Galvanized chain, turn buckles and shackles, One set in each corner.


----------



## paponte (Oct 28, 2003)

vinnys;1248097 said:


> Galvanized chain, turn buckles and shackles, One set in each corner.


Bingo! Thumbs Up


----------



## vinnys (Mar 9, 2007)

Hey guys, Where on Long Island are you? I'm in Shirley. Push for Brookhaven Town. Sorry, don't want to hijack thread.


----------



## paponte (Oct 28, 2003)

There's a LI thread under weather discussions.


----------



## Stan (Nov 28, 2003)

vinnys;1248134 said:


> Hey guys, Where on Long Island are you? I'm in Shirley. Push for Brookhaven Town. Sorry, don't want to hijack thread.


Chain & turnbuckles better than straps

Sorry for the hi-jack: 
Get paid from Dec yet?


----------



## vinnys (Mar 9, 2007)

Nope!!!!!!!!!!


----------



## Plow man Foster (Dec 10, 2010)

We dont have any Vbox's But with our liquid rigs we put a 3 Foot (across) piece of i thing decking or post wood in between the cab and the liquid rig.... then strap everything Front to back , Back to fron with 2" Ratchets each rated for more than 10,000 pounds!


----------



## Winter Land Man (Aug 9, 2005)

A lot of guys use wood on the bottom.
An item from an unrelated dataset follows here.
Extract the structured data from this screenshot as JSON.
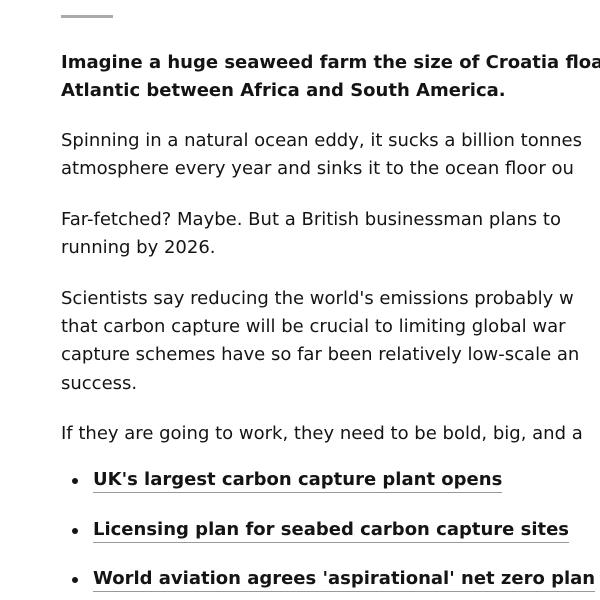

Torwel will do it for you when you buy a spreader from them. So will some other dealerships.


----------



## sven1277 (Jan 15, 2008)

I have been using 4 straps for years. Never had a problem. That is what my Downeaster came with installed from the dealer.


----------



## sven1277 (Jan 15, 2008)

I have been using 4 straps for years. Never had a problem. That is what my Downeaster came with installed from the dealer. Just look them over during your pre-storm check and you'll be fine.


----------



## Italiano67 (Feb 16, 2005)

Bolted right through the bed of my 2500HD. I never had luck with the straps. I never had a problem with bolting it down and a few holes in the bed doesnt bother me.


----------